He said, ‘I have just done the brain stem tests on Danny myself. I’m very sorry I have to tell you this. But I am quite sure your son is dead.’
‘No.’ It was Ian who loudly contradicted him. ‘He’s alive, and moving. I can see it.’
‘The movements you can see are reflex contractions. Danny’s brain stem remains technically alive so long as we continue artificially to feed and drain and ventilate him, but the thinking part of his brain is dead.’
‘Has anyone ever recovered from this state?’
Mr Copthorne looked at Jess. ‘No one has. Ever.’
Beth made a small animal noise and turned her face into her father’s shoulder. Lizzie was crying too, big tears rolling glassily down her cheeks. Her weeping was theatrical, Jess thought, with the first cold detachment of her grief. And when she turned her eyes to Ian she saw that he was ashamed. Embarrassed by their loss. It was or would become a part of their mutual failure, the final terrible emblem of it.
Danny was dead. He had gone away somewhere while the machines hissed and flickered pointlessly around him. It came to her that she had known it all along and her insistent hope had been only a subterfuge.
Dry-eyed, Jess faced the doctor.
And it was to Jess he said, ‘What I’m about to ask you is an imposition and an intrusion into your grief. But terrible and unfair as it may sound, other people can live through your son’s death. Could you find it in yourself to make his organs available for donation? I believe there is even a kind of solace in the giving, if you were able to do it.’
Without hesitation, without looking at Ian because Danny was hers now, not his, Jess answered, ‘Yes. Take what will help someone else.’
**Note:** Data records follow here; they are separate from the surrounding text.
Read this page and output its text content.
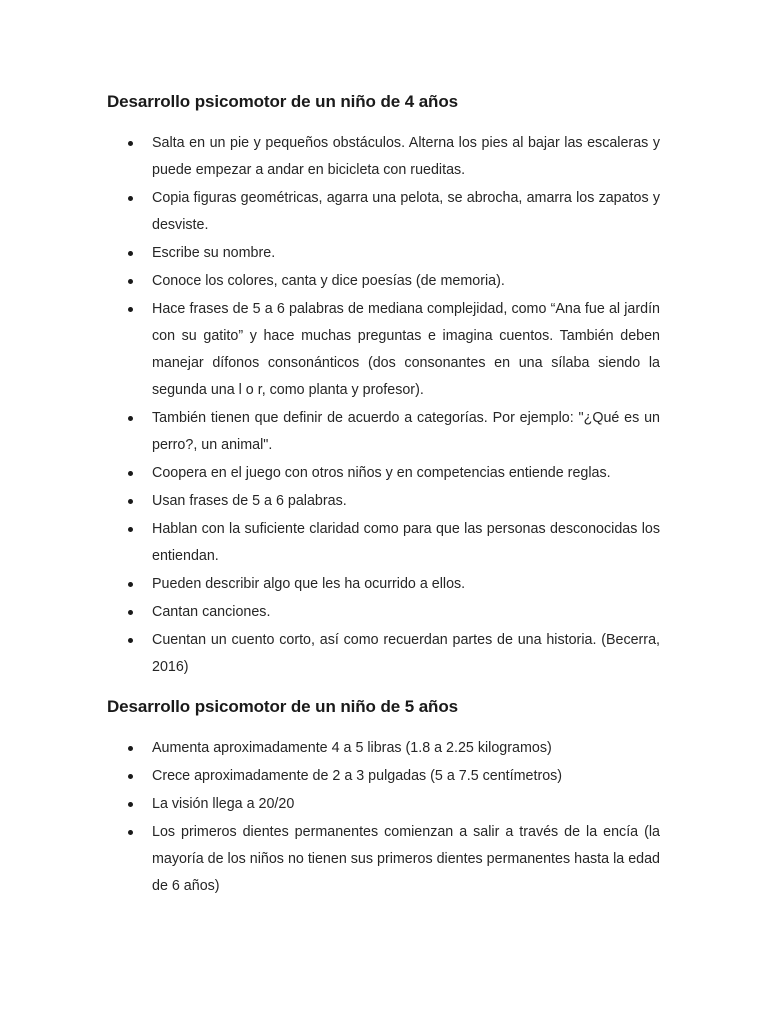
Desarrollo psicomotor de un niño de 4 años
Salta en un pie y pequeños obstáculos. Alterna los pies al bajar las escaleras y puede empezar a andar en bicicleta con rueditas.
Copia figuras geométricas, agarra una pelota, se abrocha, amarra los zapatos y desviste.
Escribe su nombre.
Conoce los colores, canta y dice poesías (de memoria).
Hace frases de 5 a 6 palabras de mediana complejidad, como “Ana fue al jardín con su gatito” y hace muchas preguntas e imagina cuentos. También deben manejar dífonos consonánticos (dos consonantes en una sílaba siendo la segunda una l o r, como planta y profesor).
También tienen que definir de acuerdo a categorías. Por ejemplo: "¿Qué es un perro?, un animal".
Coopera en el juego con otros niños y en competencias entiende reglas.
Usan frases de 5 a 6 palabras.
Hablan con la suficiente claridad como para que las personas desconocidas los entiendan.
Pueden describir algo que les ha ocurrido a ellos.
Cantan canciones.
Cuentan un cuento corto, así como recuerdan partes de una historia. (Becerra, 2016)
Desarrollo psicomotor de un niño de 5 años
Aumenta aproximadamente 4 a 5 libras (1.8 a 2.25 kilogramos)
Crece aproximadamente de 2 a 3 pulgadas (5 a 7.5 centímetros)
La visión llega a 20/20
Los primeros dientes permanentes comienzan a salir a través de la encía (la mayoría de los niños no tienen sus primeros dientes permanentes hasta la edad de 6 años)
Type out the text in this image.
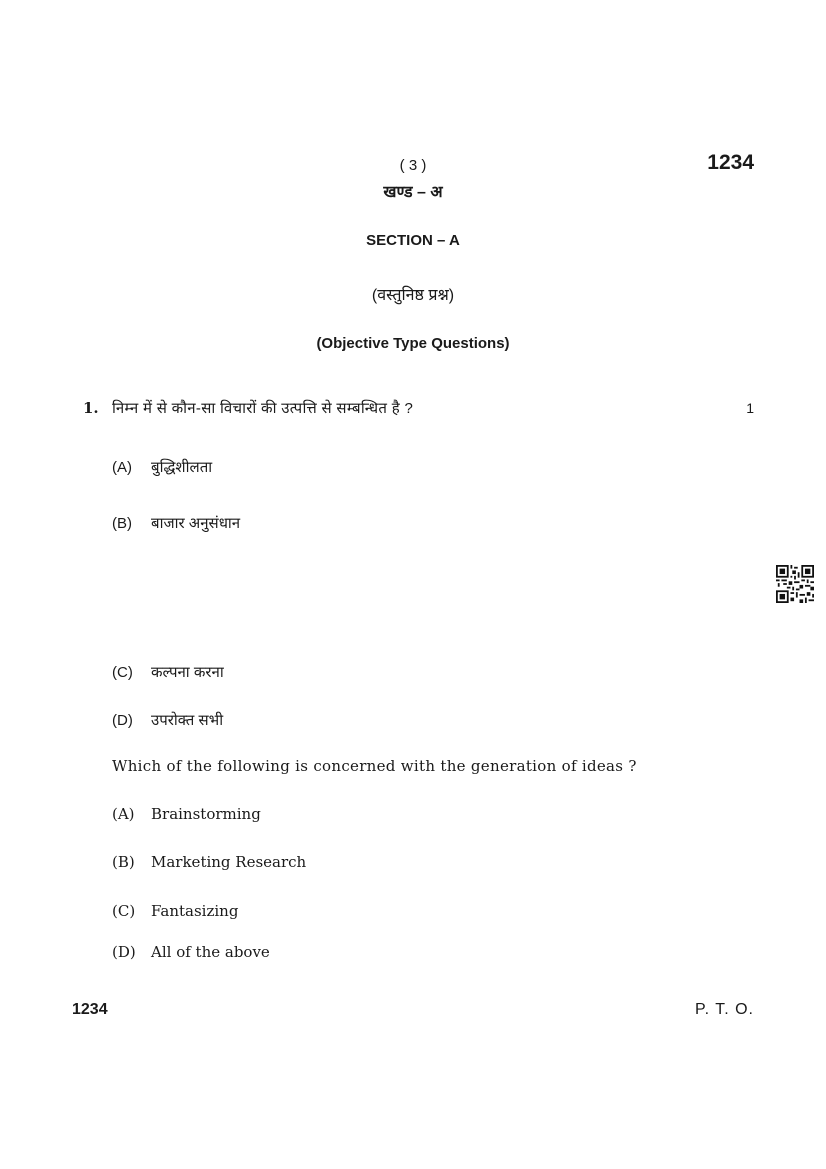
( 3 )	1234
खण्ड – अ
SECTION – A
(वस्तुनिष्ठ प्रश्न)
(Objective Type Questions)
1. निम्न में से कौन-सा विचारों की उत्पत्ति से सम्बन्धित है ?	1
(A) बुद्धिशीलता
(B) बाजार अनुसंधान
(C) कल्पना करना
(D) उपरोक्त सभी
Which of the following is concerned with the generation of ideas ?
(A) Brainstorming
(B) Marketing Research
(C) Fantasizing
(D) All of the above
1234	P. T. O.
‘Thank you,’ the man said.
‘May we see him first?’
‘Of course.’
With Ian walking slowly ahead of them and with their arms linked round each other, the three women went back to the ward for the last time.
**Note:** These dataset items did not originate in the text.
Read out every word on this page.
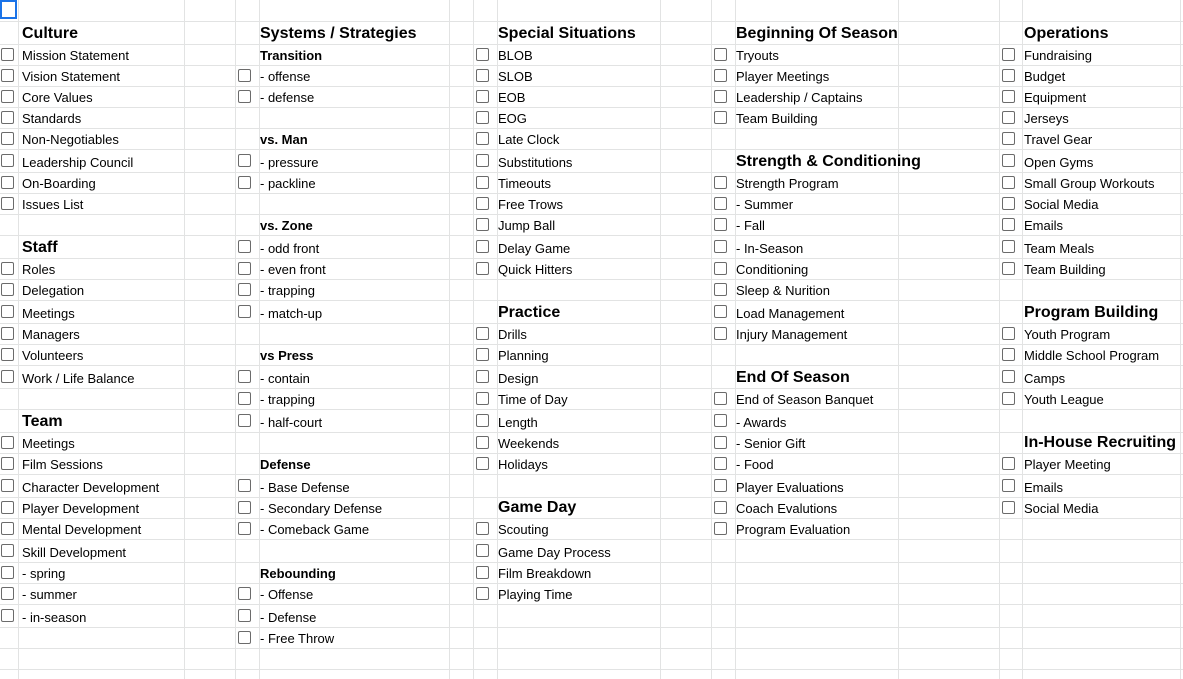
Culture
Mission Statement
Vision Statement
Core Values
Standards
Non-Negotiables
Leadership Council
On-Boarding
Issues List
Staff
Roles
Delegation
Meetings
Managers
Volunteers
Work / Life Balance
Team
Meetings
Film Sessions
Character Development
Player Development
Mental Development
Skill Development
- spring
- summer
- in-season
Systems / Strategies
Transition
- offense
- defense
vs. Man
- pressure
- packline
vs. Zone
- odd front
- even front
- trapping
- match-up
vs Press
- contain
- trapping
- half-court
Defense
- Base Defense
- Secondary Defense
- Comeback Game
Rebounding
- Offense
- Defense
- Free Throw
Special Situations
BLOB
SLOB
EOB
EOG
Late Clock
Substitutions
Timeouts
Free Trows
Jump Ball
Delay Game
Quick Hitters
Practice
Drills
Planning
Design
Time of Day
Length
Weekends
Holidays
Game Day
Scouting
Game Day Process
Film Breakdown
Playing Time
Beginning Of Season
Tryouts
Player Meetings
Leadership / Captains
Team Building
Strength & Conditioning
Strength Program
- Summer
- Fall
- In-Season
Conditioning
Sleep & Nurition
Load Management
Injury Management
End Of Season
End of Season Banquet
- Awards
- Senior Gift
- Food
Player Evaluations
Coach Evalutions
Program Evaluation
Operations
Fundraising
Budget
Equipment
Jerseys
Travel Gear
Open Gyms
Small Group Workouts
Social Media
Emails
Team Meals
Team Building
Program Building
Youth Program
Middle School Program
Camps
Youth League
In-House Recruiting
Player Meeting
Emails
Social Media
In the end Jess was left alone with him. Ian helped Beth away and Lizzie stayed for only a moment longer. She groped her way between the white screens that surrounded the bed, blinded by tears.
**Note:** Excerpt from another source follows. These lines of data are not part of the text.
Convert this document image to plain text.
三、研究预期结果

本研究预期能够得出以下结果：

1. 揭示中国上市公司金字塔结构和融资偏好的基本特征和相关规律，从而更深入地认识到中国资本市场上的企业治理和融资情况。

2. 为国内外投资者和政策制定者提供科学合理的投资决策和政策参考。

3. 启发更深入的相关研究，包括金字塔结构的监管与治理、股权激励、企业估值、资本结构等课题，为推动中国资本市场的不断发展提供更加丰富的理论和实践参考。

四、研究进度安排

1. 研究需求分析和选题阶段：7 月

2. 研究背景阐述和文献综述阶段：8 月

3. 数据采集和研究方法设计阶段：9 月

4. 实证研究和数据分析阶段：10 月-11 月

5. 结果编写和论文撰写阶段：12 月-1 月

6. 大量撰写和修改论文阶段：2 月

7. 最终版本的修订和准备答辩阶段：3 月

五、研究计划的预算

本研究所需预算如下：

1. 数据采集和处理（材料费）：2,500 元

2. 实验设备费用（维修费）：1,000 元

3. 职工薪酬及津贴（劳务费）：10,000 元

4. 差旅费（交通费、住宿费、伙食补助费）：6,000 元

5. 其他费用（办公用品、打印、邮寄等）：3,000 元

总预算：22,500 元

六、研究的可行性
Jess sat in silence, watching Danny’s motionless face. A continuous ribbon of thoughts ran through her mind, bright images from the past punctuated by a conversation with Danny that she knew must not end now. She would talk to him – how could she not? – and he would answer. She possessed him within her head and the sudden certainty of it was like a light flashing on after days of darkness.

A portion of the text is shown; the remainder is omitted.